Natasha is seeking your financial help to repair the roofing of her family house. Kindly note that she lives in the coldest region of Albania with lots of snow and rain. Due to the climate factors, house roofs destroy easily and fast as well. With about 10 percent of the loan, she will buy a cheap couch type of thing.

Natasha does agriculture/livestock, and she does not sell any of her products, whether dairy or fresh produce. All in all, she owns about 18 dynyms of agricultural land where she plants wheat in 8 dynym and gives the wheat to the bread factory in return for the bread she needs for the year. In 7 dynym, she plants rye, and in the other two, she plants beets. Both of these go for food for her animals that she has, in total 10 goats and six sheep. The cheese she makes from the animals is for family use.

In addition to this, she makes about $200/month retirement pension. Her husband receives a pension as well of about $144/month in addition to other pay as a night man in a nearby scrap-collecting yard.

At the time of this writing, Nastasha's loan request is only 46% funded.  Why not look her up yourself and get involved today!

February 17, 2015

Kiva - December 2014

Hi, there! Last month I finished catching myself up on my 2014 Kiva loans and here is the last one!  I can never seem to keep myself up-to-date posting these...where do the months go?

Christy (Philippines)

A loan of $675 helps Christy to buy new fishing nets, lead weights, floaters and fuel.

Christy lives in Carles, Iloilo. She is in the fishing business, since her husband is a fisherman. They have been in this business for 16 years. Christy does her best to help and support her husband in meeting their needs, especially in raising their five children, aged five to 14.

Christy is requesting a loan to buy new fishing nets, lead weights, floaters and fuel. This investment would be a great help in increasing her husband's catch.

Christy dreams of expanding the business to earn more for the family. She also wants to give her children a better education, and this loan would be a great help toward making her dreams real.

You too can get involved and contribute to a loan today!

And on that note, my I say that I have now officially completed my 2014 resolution to fund a Kiva loan each month for the year!  It's an amazing feeling knowing that I'm helping to empower people around the world to reach their dreams and better still knowing that the returns on my investments will go toward future loans, thereby continuing the cycle.  Thanks, Kiva!

February 15, 2015

Little Feet Leave Big Imprints on Our Heats

Welcome back!

I mentioned in a recent post that the majority of people I know have been having baby girls so I have another baby card to share with you and yes, this time it's a little girl card.

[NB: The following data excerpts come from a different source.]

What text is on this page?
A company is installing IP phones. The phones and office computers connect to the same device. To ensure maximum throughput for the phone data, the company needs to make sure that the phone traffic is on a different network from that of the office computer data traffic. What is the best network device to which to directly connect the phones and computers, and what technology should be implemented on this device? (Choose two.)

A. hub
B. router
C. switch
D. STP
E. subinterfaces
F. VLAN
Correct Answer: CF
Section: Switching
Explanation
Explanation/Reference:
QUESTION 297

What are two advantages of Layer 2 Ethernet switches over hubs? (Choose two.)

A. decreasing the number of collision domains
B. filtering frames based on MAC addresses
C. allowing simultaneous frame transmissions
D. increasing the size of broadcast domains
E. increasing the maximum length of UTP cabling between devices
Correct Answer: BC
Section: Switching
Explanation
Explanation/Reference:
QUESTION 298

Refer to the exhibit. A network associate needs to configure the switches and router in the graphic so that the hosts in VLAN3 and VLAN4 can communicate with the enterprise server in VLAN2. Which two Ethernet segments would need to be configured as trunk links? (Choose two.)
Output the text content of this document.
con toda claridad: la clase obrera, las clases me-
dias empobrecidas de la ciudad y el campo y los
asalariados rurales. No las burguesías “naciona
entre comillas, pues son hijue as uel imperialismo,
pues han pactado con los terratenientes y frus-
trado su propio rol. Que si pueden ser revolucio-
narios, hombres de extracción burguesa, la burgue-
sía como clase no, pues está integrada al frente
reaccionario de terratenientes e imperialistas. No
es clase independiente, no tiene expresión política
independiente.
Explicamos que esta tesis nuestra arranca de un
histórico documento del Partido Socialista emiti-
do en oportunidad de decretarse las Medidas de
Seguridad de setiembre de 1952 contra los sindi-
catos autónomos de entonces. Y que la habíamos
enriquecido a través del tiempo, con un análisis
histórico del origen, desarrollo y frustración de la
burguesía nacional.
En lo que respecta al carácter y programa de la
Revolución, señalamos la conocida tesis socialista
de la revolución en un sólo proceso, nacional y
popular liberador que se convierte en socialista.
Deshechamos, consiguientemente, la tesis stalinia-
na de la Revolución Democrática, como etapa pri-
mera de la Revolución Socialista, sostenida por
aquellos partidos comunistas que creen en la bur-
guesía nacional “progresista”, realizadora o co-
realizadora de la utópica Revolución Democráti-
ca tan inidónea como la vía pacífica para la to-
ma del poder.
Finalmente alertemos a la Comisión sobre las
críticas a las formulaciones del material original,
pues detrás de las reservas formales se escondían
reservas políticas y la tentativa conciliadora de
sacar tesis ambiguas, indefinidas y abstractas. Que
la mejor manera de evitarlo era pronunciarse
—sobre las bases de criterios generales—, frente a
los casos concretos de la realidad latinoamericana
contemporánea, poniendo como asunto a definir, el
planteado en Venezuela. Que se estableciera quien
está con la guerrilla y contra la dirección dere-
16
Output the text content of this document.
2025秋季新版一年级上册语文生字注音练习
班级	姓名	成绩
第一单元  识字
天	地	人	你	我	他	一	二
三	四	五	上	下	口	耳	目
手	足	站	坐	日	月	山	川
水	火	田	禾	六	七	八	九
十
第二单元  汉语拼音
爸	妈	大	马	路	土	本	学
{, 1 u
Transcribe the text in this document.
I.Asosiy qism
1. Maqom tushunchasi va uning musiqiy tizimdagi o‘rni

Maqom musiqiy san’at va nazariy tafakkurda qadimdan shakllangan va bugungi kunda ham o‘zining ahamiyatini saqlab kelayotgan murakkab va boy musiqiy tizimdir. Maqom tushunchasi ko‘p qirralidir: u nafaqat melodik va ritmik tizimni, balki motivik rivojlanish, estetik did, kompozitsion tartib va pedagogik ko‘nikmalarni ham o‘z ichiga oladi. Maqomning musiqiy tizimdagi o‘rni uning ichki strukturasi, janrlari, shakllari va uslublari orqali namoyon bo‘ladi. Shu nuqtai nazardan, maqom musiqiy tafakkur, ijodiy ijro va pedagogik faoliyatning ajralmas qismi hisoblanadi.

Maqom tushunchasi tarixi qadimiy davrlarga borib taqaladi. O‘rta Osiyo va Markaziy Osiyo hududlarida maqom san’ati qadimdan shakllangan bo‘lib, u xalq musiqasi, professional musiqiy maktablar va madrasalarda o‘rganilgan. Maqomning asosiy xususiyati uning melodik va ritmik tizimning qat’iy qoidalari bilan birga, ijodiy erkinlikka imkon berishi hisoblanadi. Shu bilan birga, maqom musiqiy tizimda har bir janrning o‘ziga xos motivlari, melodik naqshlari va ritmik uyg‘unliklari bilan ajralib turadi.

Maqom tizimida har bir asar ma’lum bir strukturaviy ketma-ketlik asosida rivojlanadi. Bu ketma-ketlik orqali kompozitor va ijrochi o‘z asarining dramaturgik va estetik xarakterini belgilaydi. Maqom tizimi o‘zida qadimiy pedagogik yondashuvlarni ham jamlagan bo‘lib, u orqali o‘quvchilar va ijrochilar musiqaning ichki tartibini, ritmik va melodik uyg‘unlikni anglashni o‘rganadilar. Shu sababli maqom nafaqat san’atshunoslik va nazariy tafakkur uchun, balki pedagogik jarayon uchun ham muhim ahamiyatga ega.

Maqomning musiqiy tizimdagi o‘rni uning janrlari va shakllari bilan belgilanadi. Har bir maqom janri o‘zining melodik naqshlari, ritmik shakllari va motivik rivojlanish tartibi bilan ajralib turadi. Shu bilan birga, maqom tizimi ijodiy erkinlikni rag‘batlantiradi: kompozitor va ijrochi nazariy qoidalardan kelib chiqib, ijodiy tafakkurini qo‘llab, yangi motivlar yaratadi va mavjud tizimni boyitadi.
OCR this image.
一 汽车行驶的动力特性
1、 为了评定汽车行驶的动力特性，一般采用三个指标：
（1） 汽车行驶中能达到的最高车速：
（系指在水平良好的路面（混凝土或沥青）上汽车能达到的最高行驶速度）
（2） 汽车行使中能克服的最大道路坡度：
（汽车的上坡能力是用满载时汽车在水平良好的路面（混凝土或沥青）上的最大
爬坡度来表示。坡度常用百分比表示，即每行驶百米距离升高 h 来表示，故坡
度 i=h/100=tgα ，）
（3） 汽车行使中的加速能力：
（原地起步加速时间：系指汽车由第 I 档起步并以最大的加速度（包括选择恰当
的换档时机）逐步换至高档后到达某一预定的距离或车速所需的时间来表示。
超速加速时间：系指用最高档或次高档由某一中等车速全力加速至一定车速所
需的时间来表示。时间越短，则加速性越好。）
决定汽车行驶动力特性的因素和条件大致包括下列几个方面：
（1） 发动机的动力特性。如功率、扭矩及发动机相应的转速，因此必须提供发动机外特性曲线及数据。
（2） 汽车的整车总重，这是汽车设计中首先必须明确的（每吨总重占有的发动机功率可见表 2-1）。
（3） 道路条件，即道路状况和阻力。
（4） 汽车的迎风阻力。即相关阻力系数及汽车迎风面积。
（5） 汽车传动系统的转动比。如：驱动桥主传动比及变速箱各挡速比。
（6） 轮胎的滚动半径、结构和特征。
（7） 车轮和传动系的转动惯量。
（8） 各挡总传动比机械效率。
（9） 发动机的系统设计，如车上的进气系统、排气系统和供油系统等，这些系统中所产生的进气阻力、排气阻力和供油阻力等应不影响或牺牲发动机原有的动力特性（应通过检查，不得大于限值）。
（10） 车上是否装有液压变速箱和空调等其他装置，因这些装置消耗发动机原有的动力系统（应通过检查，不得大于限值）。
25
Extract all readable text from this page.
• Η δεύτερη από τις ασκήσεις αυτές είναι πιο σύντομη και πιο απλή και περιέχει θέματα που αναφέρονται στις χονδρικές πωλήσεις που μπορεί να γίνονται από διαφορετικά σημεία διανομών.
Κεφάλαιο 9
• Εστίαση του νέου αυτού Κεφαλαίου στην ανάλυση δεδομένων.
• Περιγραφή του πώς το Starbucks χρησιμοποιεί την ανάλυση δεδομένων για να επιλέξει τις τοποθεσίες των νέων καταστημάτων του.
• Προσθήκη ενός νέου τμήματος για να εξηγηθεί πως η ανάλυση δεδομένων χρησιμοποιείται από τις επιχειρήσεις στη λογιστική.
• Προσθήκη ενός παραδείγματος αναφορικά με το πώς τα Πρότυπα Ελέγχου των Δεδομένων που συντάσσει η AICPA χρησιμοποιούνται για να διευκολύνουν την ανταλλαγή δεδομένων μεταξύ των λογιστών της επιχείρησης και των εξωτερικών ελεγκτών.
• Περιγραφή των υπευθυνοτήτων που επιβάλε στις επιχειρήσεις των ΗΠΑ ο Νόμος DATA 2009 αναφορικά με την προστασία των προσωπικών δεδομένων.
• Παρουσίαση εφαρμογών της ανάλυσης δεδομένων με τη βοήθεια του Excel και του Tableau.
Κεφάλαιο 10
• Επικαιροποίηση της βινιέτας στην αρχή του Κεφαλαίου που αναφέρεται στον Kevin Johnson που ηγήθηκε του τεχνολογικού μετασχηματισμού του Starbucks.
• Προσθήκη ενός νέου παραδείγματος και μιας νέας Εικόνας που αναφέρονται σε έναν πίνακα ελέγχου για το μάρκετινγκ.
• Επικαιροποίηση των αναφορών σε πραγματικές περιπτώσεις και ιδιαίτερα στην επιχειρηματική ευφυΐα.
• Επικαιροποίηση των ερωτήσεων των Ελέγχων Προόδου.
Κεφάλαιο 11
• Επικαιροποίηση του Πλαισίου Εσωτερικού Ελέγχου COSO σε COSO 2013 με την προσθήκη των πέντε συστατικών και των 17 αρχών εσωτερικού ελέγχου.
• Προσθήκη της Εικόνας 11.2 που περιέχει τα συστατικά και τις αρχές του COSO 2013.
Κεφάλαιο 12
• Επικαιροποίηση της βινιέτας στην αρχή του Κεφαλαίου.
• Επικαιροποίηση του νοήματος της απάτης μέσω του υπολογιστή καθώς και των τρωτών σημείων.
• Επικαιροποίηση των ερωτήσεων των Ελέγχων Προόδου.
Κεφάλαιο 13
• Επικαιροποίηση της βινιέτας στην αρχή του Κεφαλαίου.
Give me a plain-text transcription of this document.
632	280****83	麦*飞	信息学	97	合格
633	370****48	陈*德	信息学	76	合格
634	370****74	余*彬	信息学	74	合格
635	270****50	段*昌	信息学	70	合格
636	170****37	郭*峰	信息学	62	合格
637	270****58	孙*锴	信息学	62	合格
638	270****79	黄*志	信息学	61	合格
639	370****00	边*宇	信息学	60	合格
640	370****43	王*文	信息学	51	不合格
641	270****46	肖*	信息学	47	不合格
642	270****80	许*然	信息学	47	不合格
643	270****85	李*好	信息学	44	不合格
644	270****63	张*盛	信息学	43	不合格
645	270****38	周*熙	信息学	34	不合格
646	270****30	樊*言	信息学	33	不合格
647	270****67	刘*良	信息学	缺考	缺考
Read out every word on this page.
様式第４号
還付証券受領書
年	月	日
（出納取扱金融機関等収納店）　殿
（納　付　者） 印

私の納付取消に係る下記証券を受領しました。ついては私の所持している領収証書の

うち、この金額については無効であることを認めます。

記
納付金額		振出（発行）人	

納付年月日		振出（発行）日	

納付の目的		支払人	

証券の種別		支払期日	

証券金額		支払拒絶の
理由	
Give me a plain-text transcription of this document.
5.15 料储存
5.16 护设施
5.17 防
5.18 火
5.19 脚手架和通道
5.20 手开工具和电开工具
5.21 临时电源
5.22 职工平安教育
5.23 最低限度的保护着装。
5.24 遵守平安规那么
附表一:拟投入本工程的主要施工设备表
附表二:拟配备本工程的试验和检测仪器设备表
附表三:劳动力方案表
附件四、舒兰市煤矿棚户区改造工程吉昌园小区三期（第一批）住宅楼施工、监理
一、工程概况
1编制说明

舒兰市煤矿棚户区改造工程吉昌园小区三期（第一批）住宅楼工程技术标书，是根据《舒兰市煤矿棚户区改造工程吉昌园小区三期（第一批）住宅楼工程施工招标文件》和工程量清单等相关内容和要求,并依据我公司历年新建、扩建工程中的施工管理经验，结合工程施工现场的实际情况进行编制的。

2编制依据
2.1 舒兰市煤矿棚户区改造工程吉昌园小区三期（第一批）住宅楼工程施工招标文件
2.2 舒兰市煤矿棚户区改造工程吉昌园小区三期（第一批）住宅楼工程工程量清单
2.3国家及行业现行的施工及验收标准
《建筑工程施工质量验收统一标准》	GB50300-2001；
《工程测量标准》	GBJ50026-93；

For this card I decided to use more of the Simple Stories baby girl collection I have on hand.  And since it's a girl, I also decided I might as well use up some of that pink but I didn't want it to be a complete pink explosion so I paired it with some green and black/grey neutrals.

When I came across the 4x6 card with the phrase 'Little feet leave big imprints on our hearts', I knew it would be perfect paired with my baby footprint stamp (which, incidentally, has been a very useful investment, just FYI).  I stamped the little feetsies onto a 3x4 card and layered it on top of another 3x4 card.

Finally, I created two visual triangles layered over each other - one of flowers and one of hearts.  The hearts are layered up over top of hearts that already existed on the cards below them.  Easy, peasy, done!